- Born: 30 November 1978 (age 47) Bradford, West Yorkshire, England
- Occupations: Actress; Television presenter; Co-author;
- Years active: 1997–present
- Spouse: Jim Sturgess ​(m. 2019)​
- Children: 2

= Dina Mousawi =

British actress and television presenter

Dina Mousawi is a British actress, presenter and co-author of Syria Recipes From Home.

== Early life ==
Mousawi was born at Bradford Royal Infirmary in Bradford, West Yorkshire, England, where she lived until she was six weeks old. She spent her early years in Baghdad, Iraq. Mousawi's father is an Iraqi and her mother is Ukrainian.

In 1986, when she was eight years old, Mousawi and her family moved back to Bradford to escape the perils of the Iran-Iraq war.

She attended Salt Grammar School in Shipley, Bradford, and trained at Stage 84 in Idle, Bradford.

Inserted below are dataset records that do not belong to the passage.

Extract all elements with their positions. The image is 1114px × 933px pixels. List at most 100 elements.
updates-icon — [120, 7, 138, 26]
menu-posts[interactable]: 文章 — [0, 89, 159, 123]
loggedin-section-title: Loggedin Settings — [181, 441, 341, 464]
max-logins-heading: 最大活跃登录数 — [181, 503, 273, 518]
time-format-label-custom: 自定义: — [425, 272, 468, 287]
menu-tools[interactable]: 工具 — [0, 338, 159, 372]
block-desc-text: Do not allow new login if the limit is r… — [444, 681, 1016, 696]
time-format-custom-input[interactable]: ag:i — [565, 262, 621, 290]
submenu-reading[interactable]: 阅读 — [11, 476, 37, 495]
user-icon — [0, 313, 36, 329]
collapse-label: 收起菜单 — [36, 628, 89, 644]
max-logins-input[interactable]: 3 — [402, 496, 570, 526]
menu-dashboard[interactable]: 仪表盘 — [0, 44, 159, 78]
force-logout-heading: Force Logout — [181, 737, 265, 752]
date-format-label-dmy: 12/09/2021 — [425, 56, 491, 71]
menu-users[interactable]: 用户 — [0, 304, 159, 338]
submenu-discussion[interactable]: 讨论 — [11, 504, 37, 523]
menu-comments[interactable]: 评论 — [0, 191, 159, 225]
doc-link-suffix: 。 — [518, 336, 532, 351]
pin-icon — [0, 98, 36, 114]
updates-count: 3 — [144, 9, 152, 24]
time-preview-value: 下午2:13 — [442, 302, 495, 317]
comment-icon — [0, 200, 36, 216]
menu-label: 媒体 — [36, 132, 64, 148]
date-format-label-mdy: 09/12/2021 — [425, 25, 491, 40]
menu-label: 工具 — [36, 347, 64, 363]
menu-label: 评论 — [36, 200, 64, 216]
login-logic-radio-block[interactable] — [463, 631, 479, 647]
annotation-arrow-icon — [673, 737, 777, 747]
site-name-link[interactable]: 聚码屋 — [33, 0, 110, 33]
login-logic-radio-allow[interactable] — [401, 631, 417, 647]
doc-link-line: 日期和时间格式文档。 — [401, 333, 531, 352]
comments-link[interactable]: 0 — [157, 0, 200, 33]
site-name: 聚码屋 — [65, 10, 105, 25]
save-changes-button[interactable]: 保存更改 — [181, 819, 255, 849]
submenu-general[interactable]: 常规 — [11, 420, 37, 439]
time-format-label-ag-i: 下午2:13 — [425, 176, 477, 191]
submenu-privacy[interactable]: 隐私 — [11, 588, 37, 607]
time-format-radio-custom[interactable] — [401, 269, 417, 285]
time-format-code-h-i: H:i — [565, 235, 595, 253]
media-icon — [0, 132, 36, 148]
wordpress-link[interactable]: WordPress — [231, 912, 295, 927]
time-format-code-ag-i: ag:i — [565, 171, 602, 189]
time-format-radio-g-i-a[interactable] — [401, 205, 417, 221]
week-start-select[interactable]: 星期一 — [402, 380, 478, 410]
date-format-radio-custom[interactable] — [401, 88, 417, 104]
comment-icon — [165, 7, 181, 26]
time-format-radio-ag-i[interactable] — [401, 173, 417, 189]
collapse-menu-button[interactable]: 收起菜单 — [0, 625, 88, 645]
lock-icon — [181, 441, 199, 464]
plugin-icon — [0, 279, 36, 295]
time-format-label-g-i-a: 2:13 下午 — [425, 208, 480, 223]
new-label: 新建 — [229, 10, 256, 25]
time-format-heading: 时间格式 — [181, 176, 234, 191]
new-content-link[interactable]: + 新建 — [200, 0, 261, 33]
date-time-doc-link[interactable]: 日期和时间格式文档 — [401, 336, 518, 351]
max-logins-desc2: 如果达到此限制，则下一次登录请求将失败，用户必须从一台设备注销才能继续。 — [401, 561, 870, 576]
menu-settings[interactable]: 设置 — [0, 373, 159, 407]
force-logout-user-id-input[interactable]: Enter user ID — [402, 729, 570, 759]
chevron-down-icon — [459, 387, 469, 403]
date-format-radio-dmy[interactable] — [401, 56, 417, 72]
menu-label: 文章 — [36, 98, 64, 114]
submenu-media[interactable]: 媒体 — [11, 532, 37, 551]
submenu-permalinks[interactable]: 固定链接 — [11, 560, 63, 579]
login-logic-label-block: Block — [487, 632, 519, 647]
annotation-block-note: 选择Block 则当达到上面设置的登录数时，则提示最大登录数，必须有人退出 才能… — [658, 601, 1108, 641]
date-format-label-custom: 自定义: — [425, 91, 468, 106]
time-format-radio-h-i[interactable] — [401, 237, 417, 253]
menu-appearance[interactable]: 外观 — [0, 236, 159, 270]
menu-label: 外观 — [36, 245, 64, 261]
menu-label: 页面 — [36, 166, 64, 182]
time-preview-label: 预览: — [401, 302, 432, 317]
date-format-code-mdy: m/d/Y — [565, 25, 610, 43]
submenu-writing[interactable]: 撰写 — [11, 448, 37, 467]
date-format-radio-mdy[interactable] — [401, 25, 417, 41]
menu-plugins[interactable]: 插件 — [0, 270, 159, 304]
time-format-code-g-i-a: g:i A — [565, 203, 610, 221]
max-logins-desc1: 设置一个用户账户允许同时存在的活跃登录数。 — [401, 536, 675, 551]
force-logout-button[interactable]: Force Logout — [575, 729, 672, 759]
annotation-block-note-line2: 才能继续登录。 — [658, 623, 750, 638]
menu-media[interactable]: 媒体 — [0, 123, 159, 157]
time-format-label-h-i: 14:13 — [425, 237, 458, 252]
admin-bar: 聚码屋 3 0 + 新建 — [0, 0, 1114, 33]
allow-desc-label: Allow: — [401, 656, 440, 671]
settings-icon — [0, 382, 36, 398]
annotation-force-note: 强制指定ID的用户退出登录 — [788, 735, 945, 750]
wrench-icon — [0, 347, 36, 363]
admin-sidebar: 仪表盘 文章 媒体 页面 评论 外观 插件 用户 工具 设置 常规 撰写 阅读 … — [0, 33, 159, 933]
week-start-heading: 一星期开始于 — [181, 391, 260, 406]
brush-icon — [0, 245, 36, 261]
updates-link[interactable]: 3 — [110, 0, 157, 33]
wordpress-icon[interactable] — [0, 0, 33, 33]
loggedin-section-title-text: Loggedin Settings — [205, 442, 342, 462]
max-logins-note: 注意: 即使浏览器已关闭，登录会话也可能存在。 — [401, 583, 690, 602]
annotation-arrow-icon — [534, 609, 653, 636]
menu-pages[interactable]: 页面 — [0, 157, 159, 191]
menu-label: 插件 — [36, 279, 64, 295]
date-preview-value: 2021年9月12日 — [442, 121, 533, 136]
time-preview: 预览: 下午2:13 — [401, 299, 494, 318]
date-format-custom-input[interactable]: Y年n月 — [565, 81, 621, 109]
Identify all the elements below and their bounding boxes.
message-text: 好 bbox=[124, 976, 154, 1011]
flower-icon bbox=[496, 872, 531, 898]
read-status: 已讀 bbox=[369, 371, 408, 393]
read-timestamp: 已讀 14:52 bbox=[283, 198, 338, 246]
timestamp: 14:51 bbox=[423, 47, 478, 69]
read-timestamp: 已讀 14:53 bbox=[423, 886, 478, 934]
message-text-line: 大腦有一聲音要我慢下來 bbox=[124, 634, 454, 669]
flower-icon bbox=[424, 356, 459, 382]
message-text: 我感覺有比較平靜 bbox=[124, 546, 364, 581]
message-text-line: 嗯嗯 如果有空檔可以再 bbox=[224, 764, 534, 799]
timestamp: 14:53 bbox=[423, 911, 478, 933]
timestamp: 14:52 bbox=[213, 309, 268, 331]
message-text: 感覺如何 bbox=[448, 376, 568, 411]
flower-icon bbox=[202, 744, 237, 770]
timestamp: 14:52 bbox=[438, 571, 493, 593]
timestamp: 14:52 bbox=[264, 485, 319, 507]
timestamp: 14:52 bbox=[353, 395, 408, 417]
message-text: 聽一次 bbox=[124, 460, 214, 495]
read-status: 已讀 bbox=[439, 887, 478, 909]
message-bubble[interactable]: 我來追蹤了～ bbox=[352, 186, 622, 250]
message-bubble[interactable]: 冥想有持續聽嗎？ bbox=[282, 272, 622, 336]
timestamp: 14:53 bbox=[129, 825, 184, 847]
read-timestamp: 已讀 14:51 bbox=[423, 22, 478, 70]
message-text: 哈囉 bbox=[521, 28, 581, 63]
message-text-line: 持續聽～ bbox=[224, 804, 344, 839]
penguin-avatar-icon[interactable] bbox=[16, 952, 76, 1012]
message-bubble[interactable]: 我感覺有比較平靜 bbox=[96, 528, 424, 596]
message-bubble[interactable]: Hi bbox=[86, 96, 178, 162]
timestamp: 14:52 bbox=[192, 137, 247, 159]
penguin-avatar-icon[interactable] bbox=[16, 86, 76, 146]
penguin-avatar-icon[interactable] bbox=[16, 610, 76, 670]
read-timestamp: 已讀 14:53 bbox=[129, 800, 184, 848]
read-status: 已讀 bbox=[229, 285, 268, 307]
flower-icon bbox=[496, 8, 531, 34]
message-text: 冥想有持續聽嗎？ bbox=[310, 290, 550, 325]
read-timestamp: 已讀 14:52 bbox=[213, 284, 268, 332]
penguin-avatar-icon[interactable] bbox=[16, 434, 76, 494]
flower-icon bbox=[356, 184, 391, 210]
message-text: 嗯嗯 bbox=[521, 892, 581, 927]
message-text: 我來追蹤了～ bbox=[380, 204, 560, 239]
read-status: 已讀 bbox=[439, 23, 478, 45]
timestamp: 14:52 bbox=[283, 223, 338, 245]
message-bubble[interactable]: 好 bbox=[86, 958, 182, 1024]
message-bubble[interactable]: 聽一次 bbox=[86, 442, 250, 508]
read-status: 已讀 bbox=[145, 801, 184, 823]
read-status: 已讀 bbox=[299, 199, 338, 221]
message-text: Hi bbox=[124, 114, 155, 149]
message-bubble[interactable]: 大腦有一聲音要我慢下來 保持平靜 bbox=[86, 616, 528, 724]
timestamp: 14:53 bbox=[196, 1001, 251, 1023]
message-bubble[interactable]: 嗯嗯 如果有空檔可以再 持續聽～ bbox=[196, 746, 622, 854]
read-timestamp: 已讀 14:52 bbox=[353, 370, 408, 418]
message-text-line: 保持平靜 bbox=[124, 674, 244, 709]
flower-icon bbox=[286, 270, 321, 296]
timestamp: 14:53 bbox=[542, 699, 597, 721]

Her professional acting career began at age ten when she took the lead in the ITV series The Prime Minister’s Brain on ITV.

==Career==

In 2003 she played Nikki in When Amar Met Jay at the West Yorkshire Playhouse.

In 2003 she played Lana in the film Asylum (released on DVD in the USA as The Refuge) directed by Nigel Roffe-Barker. It had its UK premiere at the Bradford Film Festival on the 19 March 2005.

Mousawi has appeared in a host of household TV shows including Coronation Street, Dalziel and Pascoe, Cold Feet, King of Bollywood and T4 Summer Show. She became a presenter of the T4 Summer Show in 2006 after co-winning the ME 4 T4 series, also in 2006 with Michael Blair being the other winner.

==Personal life==
She is married to actor Jim Sturgess.